L’ouverture est un choix irréversible
«Malgré un contexte de crise, d’exacerbation de la concurrence, de montée en puissance de groupements régionaux et d’ouverture de nouveaux marchés, l’économie tunisienne a su se maintenir dans une courbe de croissance, grâce notamment au Plan d’ajustement structurel, lancé à la fin des années 1980, aux réformes économiques successives et au programme de mise à niveau de l’outil industriel», a renchéri M. Hédi Djilani, président de l’Union tunisienne de l’industrie, du commerce et de l’artisanat (Utica).
«La crise économique n’a en aucune façon entamé notre choix d’ouverture. Au contraire, elle conforte ce choix», a expliqué, pour sa part, M. Ghannouchi. Car, a-t-il ajouté, «la réhabilitation de l’initiative privée et l’amélioration du climat des affaires ont permis à notre économie de s’inscrire dans une dynamique de croissance soutenue d’environ 5% par an au cours des 20 dernières années. Le PIB par habitant en parité de pouvoir d’achat a atteint 9.000 DTN. Les finances publiques sont équilibrées et l’endettement extérieur maintenu au-dessous de 40% du PIB.»
Ces performances, malgré la crise, ont valu à la Tunisie d’être classée 40e sur 133 pays en matière de compétitivité économique. «Ce classement nous incite à faire davantage d’effort pour renforcer les atouts de la Tunisie dans un monde très compétitif où il n’y a plus de place que pour les plus performants», a ajouté M. Ghannouchi.

Pour M. Jouini, la Tunisie va poursuivre ses efforts d’intégration dans l’économie mondiale, de diversification de sa production et d’amélioration du rendement global de son économie.
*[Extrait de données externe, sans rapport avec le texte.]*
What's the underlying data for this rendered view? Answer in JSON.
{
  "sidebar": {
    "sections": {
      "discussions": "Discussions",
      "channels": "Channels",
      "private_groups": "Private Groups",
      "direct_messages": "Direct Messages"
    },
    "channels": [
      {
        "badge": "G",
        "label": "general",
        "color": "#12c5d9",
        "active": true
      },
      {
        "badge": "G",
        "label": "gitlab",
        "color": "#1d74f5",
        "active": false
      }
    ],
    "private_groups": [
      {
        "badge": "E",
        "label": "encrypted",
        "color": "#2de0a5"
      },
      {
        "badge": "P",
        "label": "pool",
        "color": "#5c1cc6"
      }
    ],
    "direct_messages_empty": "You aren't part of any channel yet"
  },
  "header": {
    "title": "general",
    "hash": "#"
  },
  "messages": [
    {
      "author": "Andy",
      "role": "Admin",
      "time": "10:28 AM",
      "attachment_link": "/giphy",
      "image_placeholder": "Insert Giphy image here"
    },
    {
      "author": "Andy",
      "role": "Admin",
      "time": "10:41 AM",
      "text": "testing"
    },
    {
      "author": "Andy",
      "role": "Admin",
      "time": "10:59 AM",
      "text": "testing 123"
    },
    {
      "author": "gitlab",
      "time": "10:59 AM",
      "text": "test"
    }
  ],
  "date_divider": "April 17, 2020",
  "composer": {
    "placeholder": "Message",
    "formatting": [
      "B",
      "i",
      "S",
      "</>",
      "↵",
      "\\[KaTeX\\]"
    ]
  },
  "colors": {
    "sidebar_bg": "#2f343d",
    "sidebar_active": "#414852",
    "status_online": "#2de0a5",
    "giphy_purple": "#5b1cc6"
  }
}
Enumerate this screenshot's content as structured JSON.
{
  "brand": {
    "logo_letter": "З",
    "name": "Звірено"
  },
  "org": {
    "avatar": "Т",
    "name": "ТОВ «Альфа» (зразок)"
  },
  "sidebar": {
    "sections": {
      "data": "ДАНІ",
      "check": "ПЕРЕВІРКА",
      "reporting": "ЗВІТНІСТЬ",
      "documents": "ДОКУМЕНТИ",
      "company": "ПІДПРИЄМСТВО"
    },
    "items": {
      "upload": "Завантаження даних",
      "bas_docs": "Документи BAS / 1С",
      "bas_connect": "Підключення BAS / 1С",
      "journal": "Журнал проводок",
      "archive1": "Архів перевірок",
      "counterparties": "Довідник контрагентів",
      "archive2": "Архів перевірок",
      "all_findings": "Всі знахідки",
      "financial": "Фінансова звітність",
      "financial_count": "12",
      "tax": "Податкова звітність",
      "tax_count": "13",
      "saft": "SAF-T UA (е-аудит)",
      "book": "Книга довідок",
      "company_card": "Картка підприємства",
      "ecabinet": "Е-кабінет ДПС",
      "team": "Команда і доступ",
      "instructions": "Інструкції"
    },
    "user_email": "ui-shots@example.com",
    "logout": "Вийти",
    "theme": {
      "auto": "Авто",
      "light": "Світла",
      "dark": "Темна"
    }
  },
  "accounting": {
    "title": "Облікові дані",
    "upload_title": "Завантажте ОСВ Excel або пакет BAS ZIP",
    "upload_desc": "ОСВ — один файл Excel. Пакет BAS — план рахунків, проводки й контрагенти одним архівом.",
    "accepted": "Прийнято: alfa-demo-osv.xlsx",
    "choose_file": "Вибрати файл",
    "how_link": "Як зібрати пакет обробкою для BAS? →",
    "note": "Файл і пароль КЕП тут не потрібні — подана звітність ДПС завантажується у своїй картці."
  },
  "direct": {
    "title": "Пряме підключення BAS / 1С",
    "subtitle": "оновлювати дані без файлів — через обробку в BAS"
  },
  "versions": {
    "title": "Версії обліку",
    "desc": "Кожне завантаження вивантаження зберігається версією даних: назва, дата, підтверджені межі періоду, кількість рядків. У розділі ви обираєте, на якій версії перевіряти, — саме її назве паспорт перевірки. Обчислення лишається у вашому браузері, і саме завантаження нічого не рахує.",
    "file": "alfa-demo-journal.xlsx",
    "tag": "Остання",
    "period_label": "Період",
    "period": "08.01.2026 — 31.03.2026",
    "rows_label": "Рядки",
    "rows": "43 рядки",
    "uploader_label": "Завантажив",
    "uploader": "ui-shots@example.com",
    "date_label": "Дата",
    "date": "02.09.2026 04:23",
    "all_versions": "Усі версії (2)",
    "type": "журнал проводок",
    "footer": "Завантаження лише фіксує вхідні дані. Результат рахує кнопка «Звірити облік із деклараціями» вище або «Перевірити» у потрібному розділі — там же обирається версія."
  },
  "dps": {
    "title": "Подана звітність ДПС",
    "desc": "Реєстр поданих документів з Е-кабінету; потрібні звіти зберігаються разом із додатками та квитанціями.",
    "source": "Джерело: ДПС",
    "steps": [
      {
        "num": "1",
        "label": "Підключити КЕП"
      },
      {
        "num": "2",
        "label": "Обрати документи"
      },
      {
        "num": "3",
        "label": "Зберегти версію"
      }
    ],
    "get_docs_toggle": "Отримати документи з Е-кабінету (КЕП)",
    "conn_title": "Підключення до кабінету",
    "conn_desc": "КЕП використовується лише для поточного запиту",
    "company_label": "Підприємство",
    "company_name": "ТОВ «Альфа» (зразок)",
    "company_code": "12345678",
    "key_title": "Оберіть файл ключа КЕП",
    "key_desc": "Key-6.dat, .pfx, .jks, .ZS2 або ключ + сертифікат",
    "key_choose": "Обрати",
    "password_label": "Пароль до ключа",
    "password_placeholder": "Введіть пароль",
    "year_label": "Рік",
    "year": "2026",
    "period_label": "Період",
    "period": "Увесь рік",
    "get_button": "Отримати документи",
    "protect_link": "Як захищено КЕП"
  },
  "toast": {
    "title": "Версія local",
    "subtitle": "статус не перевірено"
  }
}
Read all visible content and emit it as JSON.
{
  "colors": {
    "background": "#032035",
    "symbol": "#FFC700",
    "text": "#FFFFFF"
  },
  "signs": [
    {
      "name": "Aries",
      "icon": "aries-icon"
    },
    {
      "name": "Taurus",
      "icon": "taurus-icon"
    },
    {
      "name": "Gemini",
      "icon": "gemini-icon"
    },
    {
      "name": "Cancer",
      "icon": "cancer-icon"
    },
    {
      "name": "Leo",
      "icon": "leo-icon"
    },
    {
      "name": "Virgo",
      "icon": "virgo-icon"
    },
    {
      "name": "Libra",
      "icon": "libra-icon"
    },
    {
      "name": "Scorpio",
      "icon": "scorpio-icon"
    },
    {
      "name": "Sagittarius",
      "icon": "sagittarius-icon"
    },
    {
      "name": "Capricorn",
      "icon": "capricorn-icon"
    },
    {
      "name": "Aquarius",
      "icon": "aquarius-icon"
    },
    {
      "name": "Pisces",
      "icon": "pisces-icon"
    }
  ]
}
Elle a, pour cela, une stratégie à trois axes qui consiste à privilégier la technologie et l’innovation, à maintenir et consolider le rythme de croissance et à s’orienter vers une économie à forte valeur ajoutée technologique et un développement respectueux de l’environnement.

Le silence de l’administration vaut acceptation
«Nous sommes réunis ce soir pour vous présenter les atouts, perspectives et opportunités de l’économie tunisienne. Et pour vous assurer que le gouvernement tunisien, sous l’impulsion du Président de la République, est déterminé à amplifier le processus de réforme, à approfondir l’intégration à l’économie mondiale et à favoriser les partenariats avec les entreprises des pays frères et amis», a encore expliqué M. Ghannouchi.
Ainsi, dès l’apparition des premiers signes de la crise, les responsables tunisiens ont considéré qu’en plus des mesures d’aides conjoncturelles aux entreprises, notamment exportatrices, le meilleur moyen pour faire face à la crise consiste à accélérer les réformes et à améliorer l’environnement des affaires.
«Désormais une société à responsabilité limitée peut être créée en une heure dans les guichets de l’API à Tunis, Sousse et Sfax. Passé un certain délai, le silence de l’administration équivaut à une acceptation. Le nouveau code des douanes a facilité de nombreuses procédures administratives», a assuré le Premier ministre.
Pour faire face à la crise, le gouvernement a relancé le programme d’infrastructures et les investissements publics. Résultat: le chômage s’est accru d’un faible taux de 0,7% en 2009. Il a pu ainsi être maintenu à 13,7% de la population active. L’inflation a été maintenue à 3,5% et la dette publique, interne et externe, à moins de 50% du PIB. «Cela veut dire que nous avons préservé notre marge de manœuvre pour poursuivre notre programme de développement», a expliqué M. Ghannouchi.
Si le gouvernement tunisien se montre vigilant, cherchant à maintenir un équilibre entre le renforcement de la compétitivité économique et la préservation d’un modèle social visant à améliorer constamment les conditions de vie des citoyens, il n’en est pas moins déterminé à aller de l’avant sur la voie de la modernisation économique.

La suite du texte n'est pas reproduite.